The method used to calculate their levels of consistency is the standard deviation to the mean. The more frequently a player either goes well above or well below their average points per game, the higher their score (deviation) will be. The closer they stick to their averages, the lower their score. This is not a perfect measurement, as minutes per game directly affect a players per-game averages, but looping in that factor would be a foolhardy task. A player is sometimes pulled early because of a blowout one way or another, or because of poor execution, or to give another player a chance, or due to injury, or for a thousand other reasons. It can be safely assumed that all five individuals experienced all of those situations to a certain extent, and their combined 510 games will make up for most unique circumstances:
Standard Deviation from the Mean
|Player||2017-2018 Deviation||2018-2019 Deviation|
|Player||2017-2018 Deviation||2018-2019 Deviation|
Willie Cauley-Stein was the most inconsistent player of that group last season and has been the most inconsistent player for the 2019 campaign as well. His highs are really, really high, and his lows are really, really low. The eye-test shows an inconsistent player. The individual, raw numbers show an inconsistent player. The comparison show an inconsistent player. Willie Cauley-Stein is an inconsistent player.

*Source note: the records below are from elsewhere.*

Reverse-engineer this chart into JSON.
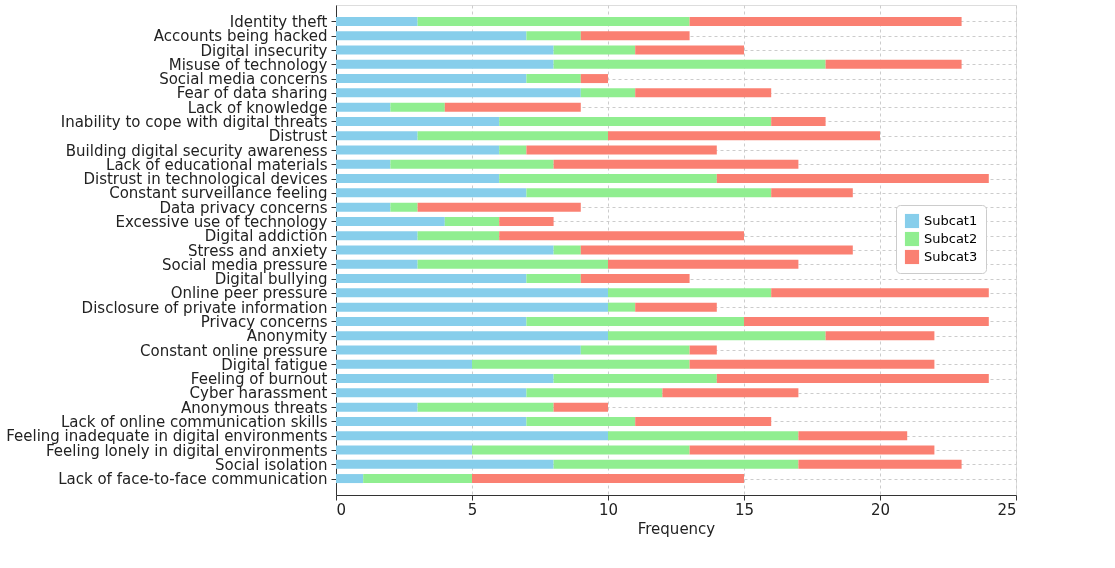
{
  "chart_data": {
    "type": "bar",
    "orientation": "horizontal",
    "stacked": true,
    "xlabel": "Frequency",
    "categories": [
      "Identity theft",
      "Accounts being hacked",
      "Digital insecurity",
      "Misuse of technology",
      "Social media concerns",
      "Fear of data sharing",
      "Lack of knowledge",
      "Inability to cope with digital threats",
      "Distrust",
      "Building digital security awareness",
      "Lack of educational materials",
      "Distrust in technological devices",
      "Constant surveillance feeling",
      "Data privacy concerns",
      "Excessive use of technology",
      "Digital addiction",
      "Stress and anxiety",
      "Social media pressure",
      "Digital bullying",
      "Online peer pressure",
      "Disclosure of private information",
      "Privacy concerns",
      "Anonymity",
      "Constant online pressure",
      "Digital fatigue",
      "Feeling of burnout",
      "Cyber harassment",
      "Anonymous threats",
      "Lack of online communication skills",
      "Feeling inadequate in digital environments",
      "Feeling lonely in digital environments",
      "Social isolation",
      "Lack of face-to-face communication"
    ],
    "series": [
      {
        "name": "Subcat1",
        "color": "#87ceeb",
        "values": [
          3,
          7,
          8,
          8,
          7,
          9,
          2,
          6,
          3,
          6,
          2,
          6,
          7,
          2,
          4,
          3,
          8,
          3,
          7,
          10,
          10,
          7,
          10,
          9,
          5,
          8,
          7,
          3,
          7,
          10,
          5,
          8,
          1
        ]
      },
      {
        "name": "Subcat2",
        "color": "#90ee90",
        "values": [
          10,
          2,
          3,
          10,
          2,
          2,
          2,
          10,
          7,
          1,
          6,
          8,
          9,
          1,
          2,
          3,
          1,
          7,
          2,
          6,
          1,
          8,
          8,
          4,
          8,
          6,
          5,
          5,
          4,
          7,
          8,
          9,
          4
        ]
      },
      {
        "name": "Subcat3",
        "color": "#fa8072",
        "values": [
          10,
          4,
          4,
          5,
          1,
          5,
          5,
          2,
          10,
          7,
          9,
          10,
          3,
          6,
          2,
          9,
          10,
          7,
          4,
          8,
          3,
          9,
          4,
          1,
          9,
          10,
          5,
          2,
          5,
          4,
          9,
          6,
          10
        ]
      }
    ],
    "xlim": [
      0,
      25
    ],
    "xticks": [
      0,
      5,
      10,
      15,
      20,
      25
    ],
    "grid": true,
    "legend": "right"
  }
}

The gravity of that label seems a bit reactionary just 20 games in, but two significant factors press their thumbs on the scale that is the measurement of his production. This isn’t our young center’s first or second year in the league. He’s worn a Sacramento uniform for 234 games and has been unable to find a path toward steady contribution during that time. Watching his performances is akin to striking a flint and steel in a rock quarry: frequent sparks, but nothing catches. The last eight games have been the rule, the first twelve were the exception.
Beyond Willie’s history of ups and downs sits the backdrop that his season must be assessed against: restricted free agency. Two nights before the season began, Dave Joerger had this to say regarding Willie Cauley-Stein’s expectations:
“Consistent rebounder, consistent energy guy, consistent running the floor, those kinds of things,” Kings coach Dave Joerger said. “Consistent motor — day in, day out — whether it be practice or games. It’s in there. It’s in there. He’s got it in there.”
Dave Joerger used the term consistent four times in two sentences. The Kings know exactly what Willie needs to do to earn their trust this year, and so far, he’s failed to meet those standards. If Cauley-Stein cannot be relied upon to produce on a night-to-night basis, it may be time to move on from the talented big man, especially with Marvin Bagley and Harry Giles waiting in the wings. And if it’s time to move on, that must be done within the next two months, before the trade deadline passes. Dealing Willie Cauley-Stein for a minor draft asset or current contributor is a much better path forward than watching him depart in July with no compensation. Willie Cauley-Stein may be the most tenured Sacramento Kings player on the roster, but his inconsistent play also grants him the title of the biggest mystery.